Plain And Simple, Monopoly Doesn’t Care About My Business

NY Times – Scottie dog has a new nemesis in Monopoly after fans voted in an online contest to add a cat token to the property trading game, replacing the iron, toy maker Hasbro Inc. announced Wednesday.

The results were announced after the shoe, wheelbarrow and iron were neck and neck for elimination in the final hours of voting that sparked passionate efforts by fans to save their favorite tokens, and by businesses eager to capitalize on publicity surrounding pieces that represent their products.

The vote on Facebook closed just before midnight on Tuesday, marking the first time that fans have had a say on which of the eight tokens to add and which one to toss.
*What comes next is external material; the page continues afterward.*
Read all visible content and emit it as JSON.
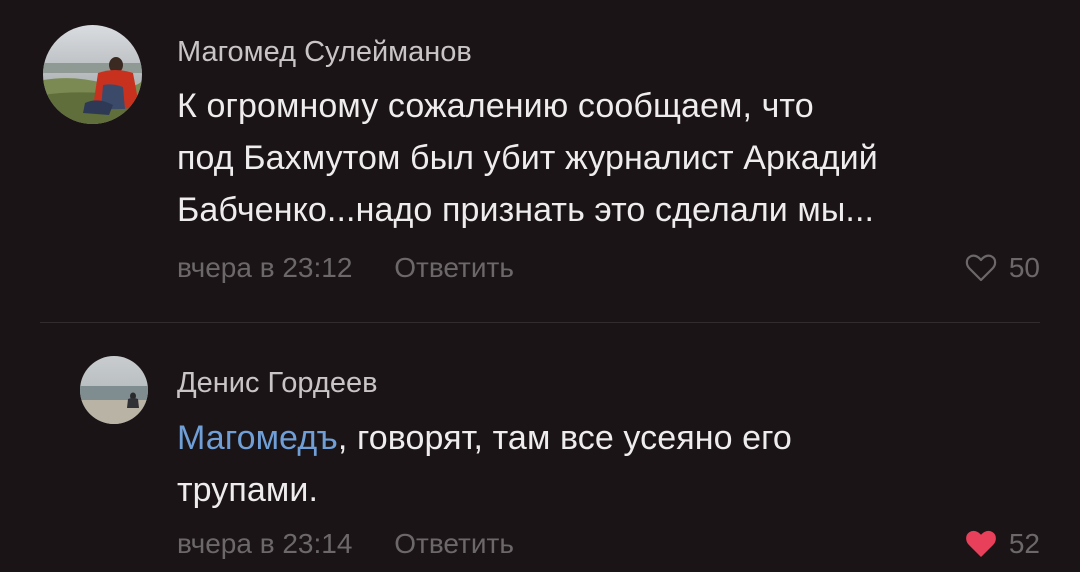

The pieces identify the players and have changed quite a lot since Parker Brothers bought the game from its original designer in 1935.

Rhode Island-based Hasbro announced the new piece Wednesday morning. Other pieces that contested for a spot on Monopoly included a robot, diamond ring, helicopter and guitar. Fans from more than 120 countries voted.


There it is, the biggest piece of evidence that I’ll never play Monopoly ever again.  I originally quit because the game was too fucking long.  Anytime you have to leave the game setup for a week on your table in order to finish it is too damn much for me.  I have the attention span for maybe 2-hours, then I’m moving on to something else.  Everything seems to just repeat itself after about an hour to 2-hours.  However, Monopoly and the world just cemented my decision.

I thought I hated people before this, but now I’m certain.  Its an absolute travesty that a cat was voted in as a Monopoly piece over a robot, helicopter or guitar.  I’d even vote the diamond ring in before I voted in a cat.  Hasbro just took their multi-million dollar board game and slashed its value in half by substituting one piece.  Granted the iron had to go, the only people who chose the iron were moms, nannies, maids, and housewives, but to replace it with a fuckin’ feline is atrocious.  I’d keep the iron 7 days a week and twice on the weekends.

I’d rather play with a game piece from another game, preferably a red piece from the game Sorry, than play with a cat game piece.  If anyone buys Monopoly for me as a gift in the coming years beware that I will be melting down the cat piece into whatever I can turn it into.  I’d like to think I could turn it into a golf ball, but it’d probably just turn into a pancake.  But I’m cool with that though.